Perhaps the only thing that would make this hot ticket even more enticing would be if Martins were still dancing. Though in his autobiography, “Far From Denmark” (Little, Brown and Company, 1982), Martins is candid about his early struggles to adapt to Balanchine’s idiosyncratic style – which relies on the tricky combination of speed and amplitude and an inversion of the traditional classical ballet vocabulary – it would be hard today to imagine him outside the front rank of all-time City Ballet danseurs that includes Jacques d’Amboise and Edward Villella. The turning point was, I think, the triumphant 1972 Stravinsky Festival. Paired with the petite, dark, intense Kay Mazzo in Balanchine’s moving “Duo Concertant” and witty “Stravinsky Violin Concerto,” Martins demonstrated that he could move beyond playing the god or the prince and still be noble, even divine.
Indeed, when Balanchine muse Suzanne Farrell returned to the company three years later and was once again partnered by Martins, who had a reputation for making every ballerina look even better, they were dubbed “Mr. and Ms. God” in the popular press.

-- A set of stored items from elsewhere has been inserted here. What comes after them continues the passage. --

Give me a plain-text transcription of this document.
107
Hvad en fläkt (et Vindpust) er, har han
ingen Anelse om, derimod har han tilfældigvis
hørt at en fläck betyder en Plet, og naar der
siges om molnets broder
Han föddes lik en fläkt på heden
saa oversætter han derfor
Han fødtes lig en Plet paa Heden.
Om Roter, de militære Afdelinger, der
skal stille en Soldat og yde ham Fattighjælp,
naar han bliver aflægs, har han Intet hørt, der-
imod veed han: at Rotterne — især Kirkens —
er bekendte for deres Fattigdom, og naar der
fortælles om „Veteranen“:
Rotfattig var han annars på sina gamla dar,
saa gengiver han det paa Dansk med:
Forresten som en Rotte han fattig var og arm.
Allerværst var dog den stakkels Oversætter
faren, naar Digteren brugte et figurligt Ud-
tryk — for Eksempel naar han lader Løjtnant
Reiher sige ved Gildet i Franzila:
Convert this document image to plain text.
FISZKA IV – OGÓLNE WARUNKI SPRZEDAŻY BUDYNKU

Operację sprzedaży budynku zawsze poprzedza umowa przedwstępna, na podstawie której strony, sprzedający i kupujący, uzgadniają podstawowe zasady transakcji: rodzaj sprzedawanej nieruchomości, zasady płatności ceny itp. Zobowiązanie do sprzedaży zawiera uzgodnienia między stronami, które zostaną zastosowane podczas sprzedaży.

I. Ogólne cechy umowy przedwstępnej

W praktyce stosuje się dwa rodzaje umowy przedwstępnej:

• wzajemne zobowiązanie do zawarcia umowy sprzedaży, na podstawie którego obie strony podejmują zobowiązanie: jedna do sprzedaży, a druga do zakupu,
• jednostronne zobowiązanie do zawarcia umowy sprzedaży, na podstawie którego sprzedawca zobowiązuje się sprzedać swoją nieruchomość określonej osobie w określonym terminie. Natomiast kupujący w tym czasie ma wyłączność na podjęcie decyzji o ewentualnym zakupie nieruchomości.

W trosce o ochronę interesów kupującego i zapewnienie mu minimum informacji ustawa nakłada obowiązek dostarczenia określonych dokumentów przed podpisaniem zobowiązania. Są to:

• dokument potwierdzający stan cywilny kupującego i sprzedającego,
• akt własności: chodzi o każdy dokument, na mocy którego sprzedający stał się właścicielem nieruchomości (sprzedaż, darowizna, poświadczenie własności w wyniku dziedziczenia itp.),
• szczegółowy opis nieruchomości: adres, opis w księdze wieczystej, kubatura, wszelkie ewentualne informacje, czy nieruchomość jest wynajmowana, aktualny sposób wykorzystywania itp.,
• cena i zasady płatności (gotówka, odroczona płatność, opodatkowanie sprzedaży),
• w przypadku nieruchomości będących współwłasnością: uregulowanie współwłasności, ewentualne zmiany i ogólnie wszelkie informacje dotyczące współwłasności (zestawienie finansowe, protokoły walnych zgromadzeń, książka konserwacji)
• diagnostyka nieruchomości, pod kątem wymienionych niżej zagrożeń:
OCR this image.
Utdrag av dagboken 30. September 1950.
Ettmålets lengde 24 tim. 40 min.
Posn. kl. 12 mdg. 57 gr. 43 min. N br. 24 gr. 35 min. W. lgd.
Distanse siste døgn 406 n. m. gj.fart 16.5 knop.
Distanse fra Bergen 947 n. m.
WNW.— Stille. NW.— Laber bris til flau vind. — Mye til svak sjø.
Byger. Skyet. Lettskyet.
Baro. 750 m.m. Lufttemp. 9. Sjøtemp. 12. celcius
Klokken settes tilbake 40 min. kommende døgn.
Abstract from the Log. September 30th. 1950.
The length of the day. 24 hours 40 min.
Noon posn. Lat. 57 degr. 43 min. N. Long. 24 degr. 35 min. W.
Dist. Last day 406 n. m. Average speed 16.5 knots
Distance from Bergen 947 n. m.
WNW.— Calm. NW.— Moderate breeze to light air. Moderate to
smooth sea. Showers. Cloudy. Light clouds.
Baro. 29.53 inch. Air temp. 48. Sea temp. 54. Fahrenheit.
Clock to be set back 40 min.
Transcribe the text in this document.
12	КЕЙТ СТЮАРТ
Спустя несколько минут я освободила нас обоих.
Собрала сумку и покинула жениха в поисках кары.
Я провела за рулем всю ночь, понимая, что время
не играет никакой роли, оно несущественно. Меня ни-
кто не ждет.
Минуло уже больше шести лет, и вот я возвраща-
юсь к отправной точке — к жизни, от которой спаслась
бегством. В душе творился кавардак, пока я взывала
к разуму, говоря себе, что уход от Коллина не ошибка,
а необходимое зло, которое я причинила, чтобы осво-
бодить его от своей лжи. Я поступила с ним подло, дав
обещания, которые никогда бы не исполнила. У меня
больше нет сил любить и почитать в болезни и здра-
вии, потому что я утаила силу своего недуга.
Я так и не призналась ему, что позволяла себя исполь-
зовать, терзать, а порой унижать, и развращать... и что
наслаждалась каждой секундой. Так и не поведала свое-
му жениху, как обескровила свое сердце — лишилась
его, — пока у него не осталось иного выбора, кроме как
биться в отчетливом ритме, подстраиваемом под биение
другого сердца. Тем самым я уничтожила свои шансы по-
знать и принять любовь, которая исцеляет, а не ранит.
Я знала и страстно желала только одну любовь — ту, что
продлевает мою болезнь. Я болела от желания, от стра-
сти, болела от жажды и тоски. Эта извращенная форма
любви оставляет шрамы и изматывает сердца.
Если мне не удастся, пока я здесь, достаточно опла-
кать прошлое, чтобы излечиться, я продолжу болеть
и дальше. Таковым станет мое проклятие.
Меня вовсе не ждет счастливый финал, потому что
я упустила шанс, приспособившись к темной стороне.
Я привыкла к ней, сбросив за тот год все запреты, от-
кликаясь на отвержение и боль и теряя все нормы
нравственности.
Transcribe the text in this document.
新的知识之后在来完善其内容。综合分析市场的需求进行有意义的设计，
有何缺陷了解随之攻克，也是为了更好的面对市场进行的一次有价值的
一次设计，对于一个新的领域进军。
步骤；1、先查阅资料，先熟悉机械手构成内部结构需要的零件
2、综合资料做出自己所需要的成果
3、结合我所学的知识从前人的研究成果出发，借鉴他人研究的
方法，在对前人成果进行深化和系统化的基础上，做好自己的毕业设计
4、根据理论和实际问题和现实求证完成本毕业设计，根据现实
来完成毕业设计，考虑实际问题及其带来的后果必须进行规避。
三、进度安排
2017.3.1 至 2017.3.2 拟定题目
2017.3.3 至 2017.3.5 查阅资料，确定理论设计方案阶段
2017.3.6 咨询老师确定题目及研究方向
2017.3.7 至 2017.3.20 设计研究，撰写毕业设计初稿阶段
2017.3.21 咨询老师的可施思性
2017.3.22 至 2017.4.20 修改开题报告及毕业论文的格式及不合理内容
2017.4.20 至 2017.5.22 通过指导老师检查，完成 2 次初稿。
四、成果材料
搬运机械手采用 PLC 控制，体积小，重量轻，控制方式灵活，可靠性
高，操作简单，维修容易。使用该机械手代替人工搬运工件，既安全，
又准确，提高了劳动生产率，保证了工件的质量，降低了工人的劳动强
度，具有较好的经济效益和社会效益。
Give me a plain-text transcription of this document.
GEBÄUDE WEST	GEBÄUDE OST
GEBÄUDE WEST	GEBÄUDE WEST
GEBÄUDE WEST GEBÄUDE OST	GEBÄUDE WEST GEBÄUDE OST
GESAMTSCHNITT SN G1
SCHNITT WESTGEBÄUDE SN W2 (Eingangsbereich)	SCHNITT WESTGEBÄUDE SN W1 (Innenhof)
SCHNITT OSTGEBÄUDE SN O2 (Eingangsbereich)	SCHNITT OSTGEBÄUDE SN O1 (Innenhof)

Absorbing Balanchine like a sponge, he moved on to choreography with the electric “Calcium Night Light” (1977) and tried his hand at Broadway, collaborating with Andrew Lloyd Webber on “Song & Dance” in 1985. Among his more than 80 ballets are full-length stagings of “Romeo & Juliet,” “Sleeping Beauty” and “Swan Lake” – this in a company whose adage, as per Balanchine, was “There are no mothers-in-law in ballet.”
The Westchester resident has also found time to champion other choreographers through the Diamond Project and the New York Choreographic Institute.
In 1983, Martins was made a Knight of The First Order of Dannebrog by Queen Margrethe II of Denmark, an acknowledgement of one of the greatest Danes this side of Hamlet.
Branford Marsalis
They are the first family of jazz – patriarch/pianist/educator Ellis and offspring Wynton, Branford, Delfeayo and Jason, with their singular gifts and accomplishments. This season, saxophonist Branford shines a light in our area as he performs the Glazunov Concerto for Saxophone with the Westchester Philharmonic at Purchase College’s Performing Arts Center.